(NOTE: The description below is not new insight, but rather is an expansion upon an earlier post by Allan Engelhardt. This post is effectively notes I took while reading his post. All of the credit goes to him for this technique. If I've made a mistake, all the errors within belong to me)
I've just added an "Optimized Constant Value Benchmark" to the leaderboard which represents approximately the best score you can get with a constant value of approximately 0.209179. This approach has been used by several competitors and many have exceeded it already.
To understand this benchmark, we need to look at the evaluation metric for this competition which is the Root Mean Squared Logarithmic Error (RMSLE):
\[ \epsilon = \sqrt{\frac{1}{n} \sum_{i=1}^n (\log(p_i + 1) - \log(a_i+1))^2 }\]
Where:
- \\(\epsilon\\) is the RMSLE value (score)
- \\(n\\) is the total number of members
- \\(p_i\\) is your predicted DaysInHospital value for member \\(i\\)
- \\(a_i\\) is the actual DaysInHospital value for member \\(i\\)
- \\(\log(x)\\) is the natural logarithim of \\(x\\)
We'd like to know an optimal \\(p\\) constant value such that if we make a submission where all \\(p_i = p\\), we'll get a decent score on the leaderboard for the RMSLE evaluation. This would roughly be the best possible score you could get without looking at any individual member data because this approach tries to identify an "average" member.
One good place to start in the process of finding an optimal \\(p\\) is to try \\(p = p_i = 0\\). This is exactly what the "All Zeros Benchmark" does. I'll call this score \\(\epsilon_0\\). If we look at how it's calculated, we see:
\[ \epsilon_0 = \sqrt{\frac{1}{n} \sum_{i=1}^n (\log(0 + 1) - \log(a_i+1))^2 }\]
\[ = \sqrt{\frac{1}{n} \sum_{i=1}^n (\log(1) - \log(a_i+1))^2 }\]
\[ = \sqrt{\frac{1}{n} \sum_{i=1}^n (0 - \log(a_i+1))^2 }\]
\[ = \sqrt{\frac{1}{n} \sum_{i=1}^n (- \log(a_i+1))^2 }\]
\[ = \sqrt{\frac{1}{n} \sum_{i=1}^n (\log(a_i+1))^2 }\]
To keep things compact, I'll use the "bar" notation to denote the mean (average).

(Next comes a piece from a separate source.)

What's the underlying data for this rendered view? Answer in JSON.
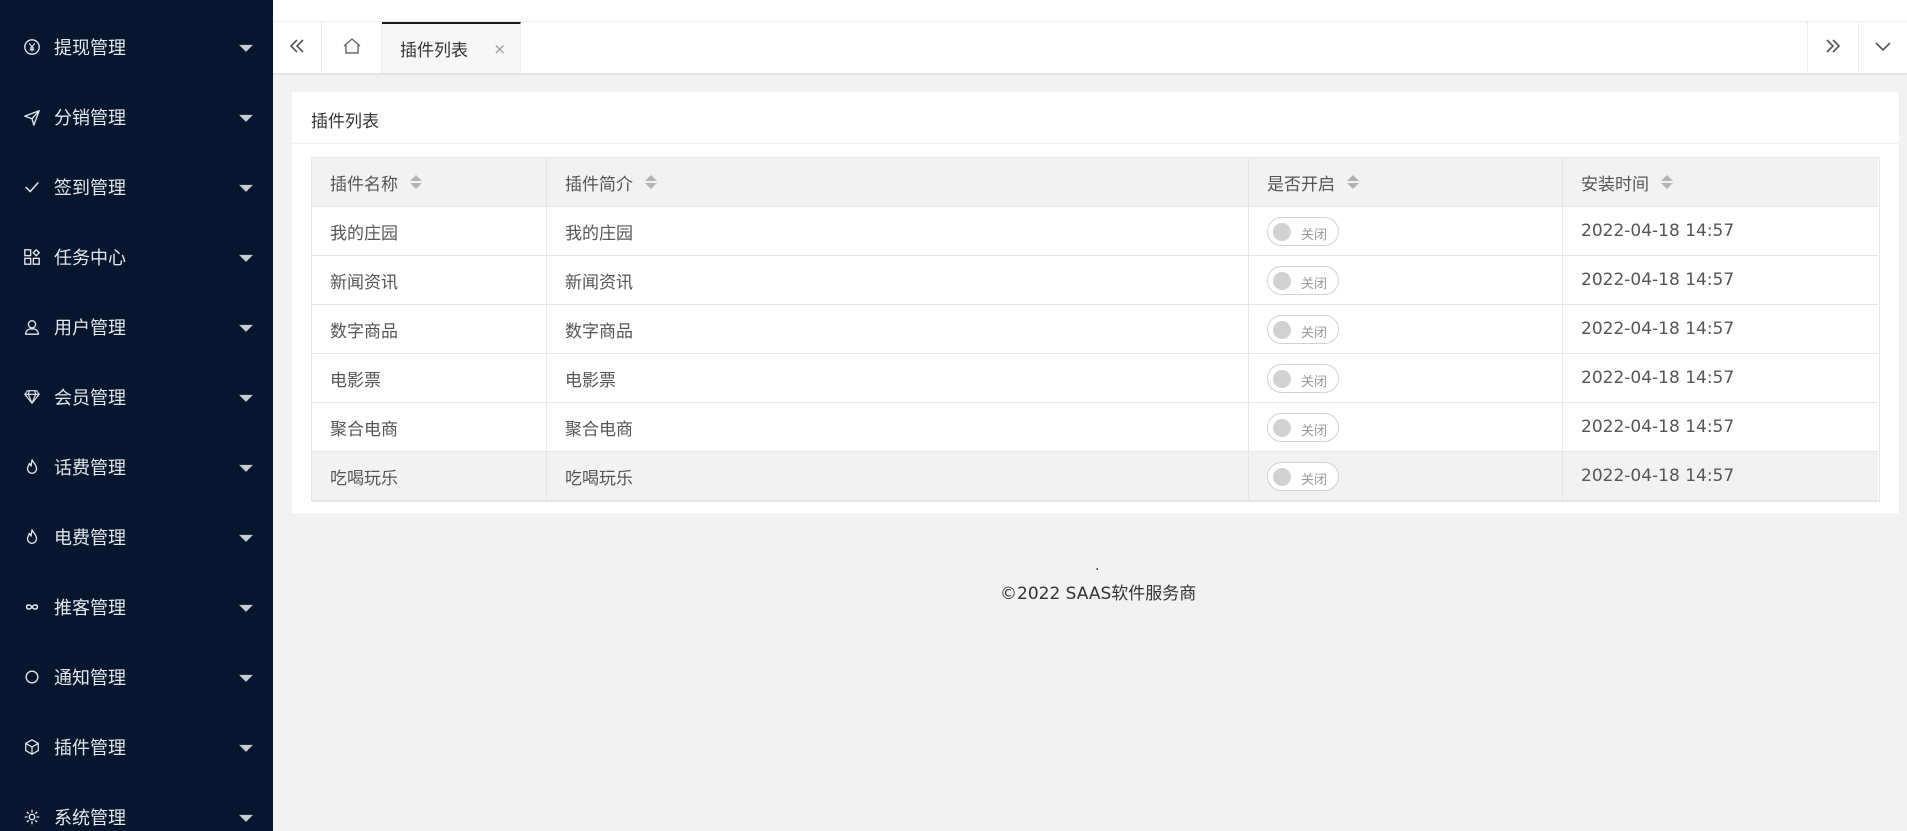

That is, \\(\overline{P} = \frac{1}{n} \sum_{i=1}^n p_i\\). This gives us:
\[ \epsilon_0 = \sqrt{\overline{\log(a_i+1)^2} }\]
\[ \epsilon_0^2 = \overline{\log(a_i+1)^2} \]
By looking at the public leaderboard, we see that \\(\epsilon_0 \approx 0.522226\\):
\[ \epsilon_0^2 = 0.522226^2 \approx 0.272720 = \overline{\log(a_i+1)^2} \]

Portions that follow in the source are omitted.